Extensive Research Description
The primary focus of our laboratory is understand the pathogenesis of polycystic kidney and liver diseases (ADPKD, ADPLD, ARPKD). These diseases are the most prominent among a larger group of pleiotropic human genetic diseases which share fibrocystic deterioration of the kidney and liver as a key phenotypic feature and whose pathogenesis is related to the functioning of the primary cilium and basal body complex. Study of these diseases have uncovered the central role of cilia in novel signaling pathways and in establishing and maintaining three dimensional tissue organization. Therefore, understanding the mechanism of polycystic diseases will not only shed light on diseases for which there are no therapies currently but will also uncover general principles of the functioning of cilia in human biology.

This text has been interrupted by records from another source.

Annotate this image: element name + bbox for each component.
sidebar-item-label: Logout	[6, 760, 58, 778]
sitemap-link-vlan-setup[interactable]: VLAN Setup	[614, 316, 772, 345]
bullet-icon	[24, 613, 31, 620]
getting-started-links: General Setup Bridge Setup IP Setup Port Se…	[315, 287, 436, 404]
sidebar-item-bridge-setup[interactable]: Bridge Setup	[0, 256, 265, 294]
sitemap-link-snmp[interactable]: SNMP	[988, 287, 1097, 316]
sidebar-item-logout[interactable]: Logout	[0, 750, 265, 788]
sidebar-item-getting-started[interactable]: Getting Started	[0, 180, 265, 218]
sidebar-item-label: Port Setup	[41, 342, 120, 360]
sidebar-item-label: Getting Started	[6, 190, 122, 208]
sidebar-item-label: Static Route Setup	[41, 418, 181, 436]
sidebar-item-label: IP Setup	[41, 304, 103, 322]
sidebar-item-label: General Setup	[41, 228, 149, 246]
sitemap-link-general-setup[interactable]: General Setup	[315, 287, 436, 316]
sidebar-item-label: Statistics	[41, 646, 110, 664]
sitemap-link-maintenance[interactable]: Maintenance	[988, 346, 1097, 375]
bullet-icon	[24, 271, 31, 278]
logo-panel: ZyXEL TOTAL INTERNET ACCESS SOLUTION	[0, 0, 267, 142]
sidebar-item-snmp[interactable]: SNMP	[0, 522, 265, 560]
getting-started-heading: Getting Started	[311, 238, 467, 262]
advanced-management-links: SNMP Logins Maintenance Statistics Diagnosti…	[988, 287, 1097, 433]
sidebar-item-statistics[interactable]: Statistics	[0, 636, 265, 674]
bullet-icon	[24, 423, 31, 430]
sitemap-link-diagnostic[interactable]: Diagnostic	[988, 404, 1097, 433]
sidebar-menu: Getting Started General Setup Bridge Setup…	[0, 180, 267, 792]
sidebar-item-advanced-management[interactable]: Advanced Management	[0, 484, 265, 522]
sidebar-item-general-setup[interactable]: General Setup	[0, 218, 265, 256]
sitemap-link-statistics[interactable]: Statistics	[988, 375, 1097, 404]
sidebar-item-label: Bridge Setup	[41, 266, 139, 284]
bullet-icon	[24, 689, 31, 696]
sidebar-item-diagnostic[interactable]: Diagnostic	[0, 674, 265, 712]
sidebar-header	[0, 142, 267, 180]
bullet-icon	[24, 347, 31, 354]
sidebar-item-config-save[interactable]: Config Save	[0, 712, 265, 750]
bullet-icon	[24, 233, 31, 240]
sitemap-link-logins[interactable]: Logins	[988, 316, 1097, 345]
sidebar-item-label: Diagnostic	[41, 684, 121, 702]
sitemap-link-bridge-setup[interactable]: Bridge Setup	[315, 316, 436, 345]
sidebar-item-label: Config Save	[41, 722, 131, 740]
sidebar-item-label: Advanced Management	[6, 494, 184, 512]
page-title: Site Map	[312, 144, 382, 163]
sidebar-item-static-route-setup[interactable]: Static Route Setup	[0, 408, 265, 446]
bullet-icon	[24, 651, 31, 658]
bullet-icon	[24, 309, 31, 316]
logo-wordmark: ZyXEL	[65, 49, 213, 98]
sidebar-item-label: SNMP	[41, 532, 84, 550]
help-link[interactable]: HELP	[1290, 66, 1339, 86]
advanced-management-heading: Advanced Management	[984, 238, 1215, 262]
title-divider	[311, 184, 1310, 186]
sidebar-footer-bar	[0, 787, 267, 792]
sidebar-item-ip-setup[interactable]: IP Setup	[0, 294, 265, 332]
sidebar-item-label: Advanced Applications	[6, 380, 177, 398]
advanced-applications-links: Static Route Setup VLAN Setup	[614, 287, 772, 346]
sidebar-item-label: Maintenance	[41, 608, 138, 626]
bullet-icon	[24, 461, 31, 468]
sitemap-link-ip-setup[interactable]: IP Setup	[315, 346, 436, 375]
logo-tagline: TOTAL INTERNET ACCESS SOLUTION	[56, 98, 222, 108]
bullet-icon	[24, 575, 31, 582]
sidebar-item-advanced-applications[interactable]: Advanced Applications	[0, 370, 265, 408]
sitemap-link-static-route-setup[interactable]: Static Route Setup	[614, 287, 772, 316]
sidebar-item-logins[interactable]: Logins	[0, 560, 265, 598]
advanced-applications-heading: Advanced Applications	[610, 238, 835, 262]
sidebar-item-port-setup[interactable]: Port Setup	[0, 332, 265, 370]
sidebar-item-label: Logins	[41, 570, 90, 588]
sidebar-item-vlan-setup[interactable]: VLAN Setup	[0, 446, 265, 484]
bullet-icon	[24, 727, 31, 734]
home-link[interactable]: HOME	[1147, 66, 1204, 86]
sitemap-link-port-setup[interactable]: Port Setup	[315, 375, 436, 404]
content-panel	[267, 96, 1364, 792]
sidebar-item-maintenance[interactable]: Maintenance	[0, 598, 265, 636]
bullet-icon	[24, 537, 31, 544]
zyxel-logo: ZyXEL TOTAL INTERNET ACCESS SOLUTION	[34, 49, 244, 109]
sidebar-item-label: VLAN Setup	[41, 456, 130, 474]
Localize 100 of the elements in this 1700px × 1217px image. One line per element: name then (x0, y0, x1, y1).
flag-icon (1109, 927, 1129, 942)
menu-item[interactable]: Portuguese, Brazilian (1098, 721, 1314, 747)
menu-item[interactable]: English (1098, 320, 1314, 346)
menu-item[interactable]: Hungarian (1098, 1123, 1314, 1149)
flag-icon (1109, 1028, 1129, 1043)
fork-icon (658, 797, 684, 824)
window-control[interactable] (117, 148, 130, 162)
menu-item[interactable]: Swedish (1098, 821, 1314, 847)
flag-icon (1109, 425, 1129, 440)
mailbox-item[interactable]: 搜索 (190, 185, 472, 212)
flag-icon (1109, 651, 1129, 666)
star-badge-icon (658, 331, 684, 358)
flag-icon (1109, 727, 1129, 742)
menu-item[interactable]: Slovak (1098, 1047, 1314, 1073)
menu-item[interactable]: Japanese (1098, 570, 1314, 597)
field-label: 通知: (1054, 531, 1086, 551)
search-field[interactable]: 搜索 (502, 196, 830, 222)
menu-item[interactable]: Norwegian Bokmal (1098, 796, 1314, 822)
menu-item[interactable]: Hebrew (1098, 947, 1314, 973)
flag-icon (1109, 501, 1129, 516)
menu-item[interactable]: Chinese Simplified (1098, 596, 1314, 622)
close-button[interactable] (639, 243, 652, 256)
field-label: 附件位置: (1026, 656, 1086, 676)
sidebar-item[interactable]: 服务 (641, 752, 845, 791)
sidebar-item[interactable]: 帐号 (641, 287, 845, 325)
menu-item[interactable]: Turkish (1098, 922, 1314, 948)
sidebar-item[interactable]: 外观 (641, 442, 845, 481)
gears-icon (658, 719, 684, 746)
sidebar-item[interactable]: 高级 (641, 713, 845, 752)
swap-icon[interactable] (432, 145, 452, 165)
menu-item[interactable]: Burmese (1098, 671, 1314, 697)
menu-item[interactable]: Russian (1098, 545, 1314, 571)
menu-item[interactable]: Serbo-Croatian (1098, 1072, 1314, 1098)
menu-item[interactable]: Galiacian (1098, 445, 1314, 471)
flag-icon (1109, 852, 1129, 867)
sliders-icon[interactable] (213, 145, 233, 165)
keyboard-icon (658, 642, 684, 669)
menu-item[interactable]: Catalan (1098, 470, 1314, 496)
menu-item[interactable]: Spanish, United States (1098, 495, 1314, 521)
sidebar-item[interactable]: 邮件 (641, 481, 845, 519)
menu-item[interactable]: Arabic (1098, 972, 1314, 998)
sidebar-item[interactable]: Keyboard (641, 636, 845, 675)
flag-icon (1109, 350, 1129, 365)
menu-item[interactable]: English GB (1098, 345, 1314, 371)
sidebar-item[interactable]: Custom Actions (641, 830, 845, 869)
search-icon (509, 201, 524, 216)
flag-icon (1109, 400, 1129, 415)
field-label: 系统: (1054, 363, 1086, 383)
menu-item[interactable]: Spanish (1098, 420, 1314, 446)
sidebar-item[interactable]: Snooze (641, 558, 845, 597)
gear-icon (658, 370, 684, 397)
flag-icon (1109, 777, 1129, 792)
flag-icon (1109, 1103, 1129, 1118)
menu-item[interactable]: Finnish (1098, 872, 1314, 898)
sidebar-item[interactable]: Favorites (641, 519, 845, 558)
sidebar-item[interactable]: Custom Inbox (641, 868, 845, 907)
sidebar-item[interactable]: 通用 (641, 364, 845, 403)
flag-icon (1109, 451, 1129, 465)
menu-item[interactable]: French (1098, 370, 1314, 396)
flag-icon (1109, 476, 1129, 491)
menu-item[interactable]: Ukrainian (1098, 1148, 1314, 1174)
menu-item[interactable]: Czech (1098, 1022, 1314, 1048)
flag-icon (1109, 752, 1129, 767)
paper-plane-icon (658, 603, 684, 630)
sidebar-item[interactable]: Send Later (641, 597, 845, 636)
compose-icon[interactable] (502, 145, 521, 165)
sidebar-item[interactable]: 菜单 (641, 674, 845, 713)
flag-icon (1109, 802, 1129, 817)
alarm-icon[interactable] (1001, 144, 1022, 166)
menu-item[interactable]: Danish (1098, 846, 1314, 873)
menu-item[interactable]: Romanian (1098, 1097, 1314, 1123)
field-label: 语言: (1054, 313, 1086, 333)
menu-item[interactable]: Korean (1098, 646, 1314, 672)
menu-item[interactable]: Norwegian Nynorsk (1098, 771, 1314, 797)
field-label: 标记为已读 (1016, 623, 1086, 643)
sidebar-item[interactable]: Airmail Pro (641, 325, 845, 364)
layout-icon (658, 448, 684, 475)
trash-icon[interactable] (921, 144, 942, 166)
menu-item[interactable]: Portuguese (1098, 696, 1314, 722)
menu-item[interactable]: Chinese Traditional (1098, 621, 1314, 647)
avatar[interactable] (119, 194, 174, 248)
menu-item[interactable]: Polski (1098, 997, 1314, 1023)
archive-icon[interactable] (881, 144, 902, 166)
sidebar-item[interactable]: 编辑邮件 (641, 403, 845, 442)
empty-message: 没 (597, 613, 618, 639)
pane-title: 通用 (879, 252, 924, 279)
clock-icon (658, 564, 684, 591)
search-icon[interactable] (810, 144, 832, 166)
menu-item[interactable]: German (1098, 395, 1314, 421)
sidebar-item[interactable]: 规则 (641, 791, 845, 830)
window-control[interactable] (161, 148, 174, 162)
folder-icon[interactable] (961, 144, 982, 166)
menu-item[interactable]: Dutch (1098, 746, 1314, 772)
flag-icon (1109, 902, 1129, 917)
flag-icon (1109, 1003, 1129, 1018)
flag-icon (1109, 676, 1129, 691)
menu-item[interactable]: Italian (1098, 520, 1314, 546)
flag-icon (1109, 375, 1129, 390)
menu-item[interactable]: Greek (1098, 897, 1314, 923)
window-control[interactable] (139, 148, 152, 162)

We have taken a longitudinal approach to the pathogenesis of PKD beginning with discovery of human disease genes for dominant PKD (PKD2), recessive PKD (PKHD1) and two genes for isolated dominant polycystic liver disease (PRKCSH, SEC63). Our lab now seeks to define the cellular pathways in which the PKD-gene products function and to translate these findings to treatment for PKD. A central principle of our current approach is need to address disease processes affecting three dimensional tissue organization and polarity using in vivo vertebrate models. To this end, we have developed a series of conditional and inducible mouse models of the relevant human disease genes and combined them with bacterial artificial chromosome (BAC) transgenic lines modified by recombineering to define the mechanisms of PKD in vivo. Specific projects include dissection of the molecular pathways of trafficking of PKD1 and PKD2, to cilia, the inter-relationship of cilial function with the ER proteins PRKCSH and SEC63, the regulation of the PKD2 Ca2+ channel, the role of Ca2+ signaling in PKD and the intersection of tissue polarity (also called planar cell polarity) with PKD pathways.
We continue to keep in focus the need to develop principles for therapy in PKD that are based on basic science discoveries and to this end have focused on defining the cellular features of cyst cells (e.g., proliferation, cystoskeletal features, intercellular adhesion properties, etc.) as means of defining targets for therapy.